If you think are leaving dollars on the table and need to find a solution to that problem, there are two things I want you to recognize:
- Your current sales process is perfectly designed for the results you (or your team) are getting today – if you are not closing as much as you believe you should, then there is something in your process that has to change
- That change starts at the beginning – the phone call to set up the appointment
The quality of the phone call will always determine the quality of the appointment. If your salespeople must have better initial calls then they must improve the quality of the phone call.

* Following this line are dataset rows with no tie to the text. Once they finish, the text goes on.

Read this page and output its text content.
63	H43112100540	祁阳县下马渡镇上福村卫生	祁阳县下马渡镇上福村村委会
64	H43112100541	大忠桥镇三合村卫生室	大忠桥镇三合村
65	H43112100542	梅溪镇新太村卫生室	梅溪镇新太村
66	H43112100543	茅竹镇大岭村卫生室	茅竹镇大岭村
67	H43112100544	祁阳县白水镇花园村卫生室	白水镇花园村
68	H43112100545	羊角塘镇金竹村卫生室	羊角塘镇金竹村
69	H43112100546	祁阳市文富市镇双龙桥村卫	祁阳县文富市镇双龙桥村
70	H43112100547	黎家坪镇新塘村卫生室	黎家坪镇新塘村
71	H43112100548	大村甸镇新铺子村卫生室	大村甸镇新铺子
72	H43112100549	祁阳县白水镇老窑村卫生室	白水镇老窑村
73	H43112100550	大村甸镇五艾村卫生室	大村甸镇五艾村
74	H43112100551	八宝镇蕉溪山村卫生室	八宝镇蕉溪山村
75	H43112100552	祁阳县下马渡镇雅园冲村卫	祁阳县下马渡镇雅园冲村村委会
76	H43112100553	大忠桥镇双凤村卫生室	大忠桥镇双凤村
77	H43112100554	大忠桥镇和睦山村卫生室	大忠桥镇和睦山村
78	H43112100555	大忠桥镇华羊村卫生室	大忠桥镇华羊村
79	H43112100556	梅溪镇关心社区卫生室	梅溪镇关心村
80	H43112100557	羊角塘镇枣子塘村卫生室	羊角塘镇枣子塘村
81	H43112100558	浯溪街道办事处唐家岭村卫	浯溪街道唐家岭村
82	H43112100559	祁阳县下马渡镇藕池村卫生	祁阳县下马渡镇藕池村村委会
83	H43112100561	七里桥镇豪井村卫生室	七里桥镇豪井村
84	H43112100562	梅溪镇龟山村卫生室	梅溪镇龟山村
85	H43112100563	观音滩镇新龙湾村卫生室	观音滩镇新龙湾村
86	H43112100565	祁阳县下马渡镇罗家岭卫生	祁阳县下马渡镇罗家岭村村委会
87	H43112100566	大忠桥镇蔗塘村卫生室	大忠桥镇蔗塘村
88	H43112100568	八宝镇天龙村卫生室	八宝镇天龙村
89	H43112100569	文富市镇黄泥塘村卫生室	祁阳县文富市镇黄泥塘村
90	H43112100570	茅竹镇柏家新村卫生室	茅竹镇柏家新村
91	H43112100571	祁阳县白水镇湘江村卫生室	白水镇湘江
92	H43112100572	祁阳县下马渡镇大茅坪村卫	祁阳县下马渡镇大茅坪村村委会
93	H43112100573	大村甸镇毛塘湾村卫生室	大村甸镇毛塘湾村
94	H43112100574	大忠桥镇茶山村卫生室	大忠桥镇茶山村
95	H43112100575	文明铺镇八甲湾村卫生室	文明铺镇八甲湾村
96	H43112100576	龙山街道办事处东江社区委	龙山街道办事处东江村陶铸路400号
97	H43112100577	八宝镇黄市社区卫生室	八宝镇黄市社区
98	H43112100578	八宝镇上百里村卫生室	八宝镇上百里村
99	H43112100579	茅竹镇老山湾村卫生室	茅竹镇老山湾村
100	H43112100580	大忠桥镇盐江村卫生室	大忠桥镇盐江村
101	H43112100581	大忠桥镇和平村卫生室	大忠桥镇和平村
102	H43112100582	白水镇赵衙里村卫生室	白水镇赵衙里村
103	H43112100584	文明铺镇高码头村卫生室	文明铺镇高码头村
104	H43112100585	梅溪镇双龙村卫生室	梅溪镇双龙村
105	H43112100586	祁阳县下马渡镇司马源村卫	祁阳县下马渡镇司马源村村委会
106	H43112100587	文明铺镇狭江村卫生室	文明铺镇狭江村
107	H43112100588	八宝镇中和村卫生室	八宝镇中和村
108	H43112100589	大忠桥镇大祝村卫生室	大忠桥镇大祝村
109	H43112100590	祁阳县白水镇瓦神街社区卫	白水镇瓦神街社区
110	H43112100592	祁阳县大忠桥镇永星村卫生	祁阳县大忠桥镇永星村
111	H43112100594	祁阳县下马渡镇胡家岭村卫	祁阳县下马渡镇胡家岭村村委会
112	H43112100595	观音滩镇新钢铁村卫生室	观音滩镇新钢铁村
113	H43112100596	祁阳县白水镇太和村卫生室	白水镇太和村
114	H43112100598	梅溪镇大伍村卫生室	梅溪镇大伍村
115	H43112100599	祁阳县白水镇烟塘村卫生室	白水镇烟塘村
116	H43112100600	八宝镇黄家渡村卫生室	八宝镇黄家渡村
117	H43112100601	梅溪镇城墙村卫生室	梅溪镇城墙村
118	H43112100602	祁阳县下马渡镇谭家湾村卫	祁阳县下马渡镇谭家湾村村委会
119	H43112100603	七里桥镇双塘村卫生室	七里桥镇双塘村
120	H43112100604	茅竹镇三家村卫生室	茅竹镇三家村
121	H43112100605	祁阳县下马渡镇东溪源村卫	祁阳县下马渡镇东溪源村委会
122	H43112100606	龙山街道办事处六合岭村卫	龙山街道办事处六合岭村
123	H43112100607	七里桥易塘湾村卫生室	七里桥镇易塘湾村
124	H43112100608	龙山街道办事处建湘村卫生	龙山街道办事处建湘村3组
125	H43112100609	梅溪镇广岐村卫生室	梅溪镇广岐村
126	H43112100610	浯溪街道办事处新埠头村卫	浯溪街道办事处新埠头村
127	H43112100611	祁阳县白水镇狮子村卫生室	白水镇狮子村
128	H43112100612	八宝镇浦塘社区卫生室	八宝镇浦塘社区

To get you started, here are 4 rules for salespeople:
- How you say what you say is more important then what you actually say. You must ask questions and then really listen. If you tell stories, use metaphors and analogies. You need to have appropriate eye contact and body position, voice inflection, and background especially in today’s virtual world
- Nobody really wants to talk to you – this seems like a harsh rule- but if you know this going in, that will help you be better prepared to nurture the discussion
- You have 10 seconds to make a GREAT first impression. If you show up late for the zoom call or meeting, you’ve already lost. If you don’t have compelling and CEO like questions to ask that really engage your prospect, you are behind the 8-ball. If the prospect cannot connect with you in the first 10 seconds, everything is uphill from there.
- Finally practice and record your opening dialog. Listen to it. If you were someone you’ve never met before – would you engage? (Sales coach, you should listen and provide feedback that is helpful to your salespeople)
Salespeople must have a strategy or plan for success going into the meeting. Not a plan that is developed in the car during the drive to the appointment but rather one that is thought out in a pre-call strategy session. Here are your two objectives:
- The overall objective should be to have a go or no go at the end of the meeting – that doesn’t mean buy or don’t buy, it just means that you move to the next step or don’t.
- The secondary objective is discovering as much as you can about your prospect’s motivation to meet and have the discussion you are having. Normally this involves a pain they want to eliminate or an opportunity that they want to leverage. Find out their compelling reason to take time out of their schedule.
One thing we know for sure, prospects don’t take time out of their schedules unless there is an underlying reason. As salespeople, our job is to find out what it is.